Zadie Smith - On Beauty

On Beauty - Zadie Smith

Before we talk about Zadie Smith, let’s talk about me first. Here is something you should know – I was a serious book-worm up until I turned 16 (more or less) at which point I lost all interest in anything that wasn’t parties, boys, alcohol, drugs or sex. There, I said it. For the next five years my brain didn’t see much action (I somehow managed to finish high school and got accepted into the University of Warsaw but generally I found education a big distraction to my social life). I was about 21 when finally the fog surrounding my brain cleared a little and I decided to go to my local library. I had no idea what to read or how to choose. I was just browsing idly when I saw a book called ‘White Teeth’ with an interesting cover. I checked it out, went home and started reading. Soon I was mesmerized. I had no idea there were books like that, that there were stories like that and that people were telling them. I can’t quite recall now what it was about ‘White Teeth’ that spoke to me so but it was as if a curse was lifted and I could read and use my brain again.

For this OCD reason or another, a decade had to pass before I read another Zadie Smith’s book.

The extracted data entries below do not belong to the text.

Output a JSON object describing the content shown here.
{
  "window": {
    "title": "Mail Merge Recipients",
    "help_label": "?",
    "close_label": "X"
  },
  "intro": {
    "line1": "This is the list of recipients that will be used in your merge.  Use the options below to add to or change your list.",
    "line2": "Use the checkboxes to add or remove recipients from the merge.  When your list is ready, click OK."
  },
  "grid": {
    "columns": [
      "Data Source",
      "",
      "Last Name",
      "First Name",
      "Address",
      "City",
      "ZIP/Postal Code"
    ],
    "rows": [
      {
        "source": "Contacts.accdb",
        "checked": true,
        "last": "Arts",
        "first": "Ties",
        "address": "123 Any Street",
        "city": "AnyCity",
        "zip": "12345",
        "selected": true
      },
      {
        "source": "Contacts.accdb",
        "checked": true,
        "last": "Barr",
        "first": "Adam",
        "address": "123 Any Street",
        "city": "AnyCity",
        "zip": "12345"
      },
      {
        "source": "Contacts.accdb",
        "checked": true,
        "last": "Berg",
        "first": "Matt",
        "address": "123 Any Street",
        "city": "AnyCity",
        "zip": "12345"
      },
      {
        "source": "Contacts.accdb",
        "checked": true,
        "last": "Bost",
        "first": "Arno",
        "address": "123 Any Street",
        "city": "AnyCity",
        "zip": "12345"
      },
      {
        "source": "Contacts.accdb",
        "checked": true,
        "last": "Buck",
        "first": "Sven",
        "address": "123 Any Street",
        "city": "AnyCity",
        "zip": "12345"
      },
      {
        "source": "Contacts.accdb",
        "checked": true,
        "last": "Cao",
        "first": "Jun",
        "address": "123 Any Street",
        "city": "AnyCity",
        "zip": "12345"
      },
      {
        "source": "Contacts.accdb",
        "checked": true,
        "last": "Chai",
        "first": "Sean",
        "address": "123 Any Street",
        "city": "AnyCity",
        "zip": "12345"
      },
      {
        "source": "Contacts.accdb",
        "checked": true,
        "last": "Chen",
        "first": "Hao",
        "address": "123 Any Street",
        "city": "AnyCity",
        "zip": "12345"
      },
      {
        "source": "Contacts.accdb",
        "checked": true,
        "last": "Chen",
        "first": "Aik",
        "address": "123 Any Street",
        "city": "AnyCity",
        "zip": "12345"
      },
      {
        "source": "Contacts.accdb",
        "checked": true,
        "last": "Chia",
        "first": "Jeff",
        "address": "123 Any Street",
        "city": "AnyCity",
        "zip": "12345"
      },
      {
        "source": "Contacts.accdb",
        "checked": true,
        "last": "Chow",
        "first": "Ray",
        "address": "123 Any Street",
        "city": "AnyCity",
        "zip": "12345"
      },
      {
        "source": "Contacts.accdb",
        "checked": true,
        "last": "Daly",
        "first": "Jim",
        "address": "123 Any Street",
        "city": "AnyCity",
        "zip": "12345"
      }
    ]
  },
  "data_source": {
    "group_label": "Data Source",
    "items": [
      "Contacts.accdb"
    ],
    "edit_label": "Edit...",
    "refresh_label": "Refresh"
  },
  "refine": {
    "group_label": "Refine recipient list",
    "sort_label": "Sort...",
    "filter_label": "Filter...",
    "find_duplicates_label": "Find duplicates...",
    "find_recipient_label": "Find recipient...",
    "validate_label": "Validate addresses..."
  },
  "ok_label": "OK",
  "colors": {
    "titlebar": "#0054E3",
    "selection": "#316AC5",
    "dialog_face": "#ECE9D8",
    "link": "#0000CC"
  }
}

I am more cynical now and not so easily impressed as I was back then. I felt l could see what Smith was doing there; I was onto all her tricks. Nonetheless, I enjoyed this book tremendously. All this mixing of race, politics, academia, art, love and death – what’s not to love? Even if some of the observations were not particularly revelatory to me I have to give it to Zadie – she knows how to write people. That’s what the characters in ‘On Beauty’ were – people, rather than characters. They were so well put together I feel I would recognize them if I chanced upon them at a party (you know, I still go to parties). Zadie Smith is at the same time cruel and merciful towards her subjects. She won’t hesitate to point out all the silliness of their lives but allows us to feel compassion for them and look upon their futile attempts to practice what they preach with forgiveness.

Also the climax was quite astonishing. I begin to believe that the ability to write a good climax, to make the reader understand you knew exactly what you were doing from page one is exactly what separates great writers from everybody else.

But we shouldn’t forget humour either:

‘[…] A brother don’t need a gate – he jumps the fence. That’s street.’
‘Again, please?’ said Howard.
‘Street, street,’ bellowed Zora. It’s like, “being street”, knowing the street – in Levi’s sad little world if you’re a Negro you have some kind of mysterious holy communion with sidewalks and corners.’


And descriptions. Here is my personal favourite (for obvious reasons):

The African women in their colourful kenti cloths, the whippet blonde with three phones tucked into the waistband of her trucksuit, the unmistakeable Poles and Russians introducing the bone structure of Soviet Realism to an island of chinless, browless potato-faces, the Irish men resting on the gates of housing estates like farmers at a pig fair in Kerry…

Bone structure! You can thank us for that later.